Vous avez sûrement déjà lu que les huiles essentielles sont « un concentré » de la plante, une « quintessence », un « totum »… Est-ce vraiment le cas ?

Grâce à la distillation ou l’expression, nous avons effectivement concentré l’ensemble des petites molécules odorantes insolubles dans l’eau… Ce qui représente seulement une petite partie de la plante. Difficile, donc, de considérer qu’une huile essentielle est un concentré de la plante ou un totum s’il en manque une partie.

Il y a bien d’autres substances dans le règne végétal, certaines ont aussi un intérêt physiologique. Citons par exemple les flavonoïdes du ginkgo, les mucilages de la guimauve, ou encore l’acide α-linolénique de l’huile de colza… Bien que ces plantes ne se distillent pas, elles sont des alliées précieuses pour notre bien-être. Selon l’effet recherché, la solution la plus adaptée ne se trouvera pas forcément dans l’aromathérapie.  

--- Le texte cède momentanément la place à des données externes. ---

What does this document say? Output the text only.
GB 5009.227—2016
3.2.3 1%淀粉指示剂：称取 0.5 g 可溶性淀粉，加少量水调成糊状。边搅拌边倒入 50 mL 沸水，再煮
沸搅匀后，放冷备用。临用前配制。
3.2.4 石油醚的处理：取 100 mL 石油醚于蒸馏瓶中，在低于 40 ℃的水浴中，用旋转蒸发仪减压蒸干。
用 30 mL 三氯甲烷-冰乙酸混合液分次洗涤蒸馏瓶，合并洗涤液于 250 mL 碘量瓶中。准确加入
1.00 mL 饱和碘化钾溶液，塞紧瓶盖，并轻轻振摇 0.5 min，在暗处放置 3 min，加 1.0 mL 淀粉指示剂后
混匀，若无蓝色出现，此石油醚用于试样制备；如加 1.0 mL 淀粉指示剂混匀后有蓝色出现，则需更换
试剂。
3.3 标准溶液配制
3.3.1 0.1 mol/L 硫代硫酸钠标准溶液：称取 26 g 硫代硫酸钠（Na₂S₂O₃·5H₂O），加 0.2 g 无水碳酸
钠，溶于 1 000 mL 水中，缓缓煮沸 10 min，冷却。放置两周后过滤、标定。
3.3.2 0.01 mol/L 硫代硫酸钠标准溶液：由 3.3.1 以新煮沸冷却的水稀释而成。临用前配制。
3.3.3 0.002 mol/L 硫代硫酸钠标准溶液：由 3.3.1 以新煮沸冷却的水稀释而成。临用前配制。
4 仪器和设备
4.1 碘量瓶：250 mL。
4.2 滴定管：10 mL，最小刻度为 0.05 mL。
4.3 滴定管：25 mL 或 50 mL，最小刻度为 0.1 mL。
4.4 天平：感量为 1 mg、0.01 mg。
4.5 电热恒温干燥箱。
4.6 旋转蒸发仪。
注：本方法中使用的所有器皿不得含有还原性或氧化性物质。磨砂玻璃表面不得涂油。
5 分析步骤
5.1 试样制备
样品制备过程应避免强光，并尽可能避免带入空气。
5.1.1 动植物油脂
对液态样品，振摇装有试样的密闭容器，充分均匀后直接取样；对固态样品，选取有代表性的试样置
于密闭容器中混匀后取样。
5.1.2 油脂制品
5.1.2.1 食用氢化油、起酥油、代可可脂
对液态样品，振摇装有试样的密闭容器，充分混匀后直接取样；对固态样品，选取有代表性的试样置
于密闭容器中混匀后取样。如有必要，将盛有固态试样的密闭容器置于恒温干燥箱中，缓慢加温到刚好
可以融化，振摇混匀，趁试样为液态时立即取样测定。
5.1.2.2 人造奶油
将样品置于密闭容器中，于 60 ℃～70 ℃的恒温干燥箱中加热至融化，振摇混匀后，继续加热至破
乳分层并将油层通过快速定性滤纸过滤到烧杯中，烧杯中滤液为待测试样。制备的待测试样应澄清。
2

Prenons l’exemple du romarin à verbénone, auquel on attribue traditionnellement des propriétés de protecteur et détoxifiant hépatique. La recherche scientifique montre qu’en fait, cette propriété est plutôt liée à l’acide rosmarinique, une molécule absolument pas volatile mais plutôt retrouvée dans des extraits hydro-alcooliques. Pour profiter de cet effet, c’est donc vers un produit contenant de l’acide rosmarinique qu’il faudra se tourner, plutôt que vers l’huile essentielle de romarin.

Les huiles essentielles : un outil de plus dans la phytothérapie

En conclusion, les huiles essentielles sont bien définies, mais pas par leur naturalité ou leur puissance comme on le lit souvent. Elles sont simplement définies par leur qualité odorante, leur origine et leur mode d’extraction. Il existe des normes (AFNOR, ISO, Pharmacopées) qui précisent la composition attendue pour les huiles essentielles les plus fréquentes. Il est utile de savoir si les producteurs d’huiles essentielles respectent ces normes. Encore une fois, c’est de la composition chimique de l’huile essentielle que dépendront ses propriétés physiologiques.

Cela explique aussi pourquoi on ne peut pas généraliser les propriétés d’un extrait à tous les extraits d’une même plante. C’est là toute la subtilité de la phytothérapie et de l’aromathérapie.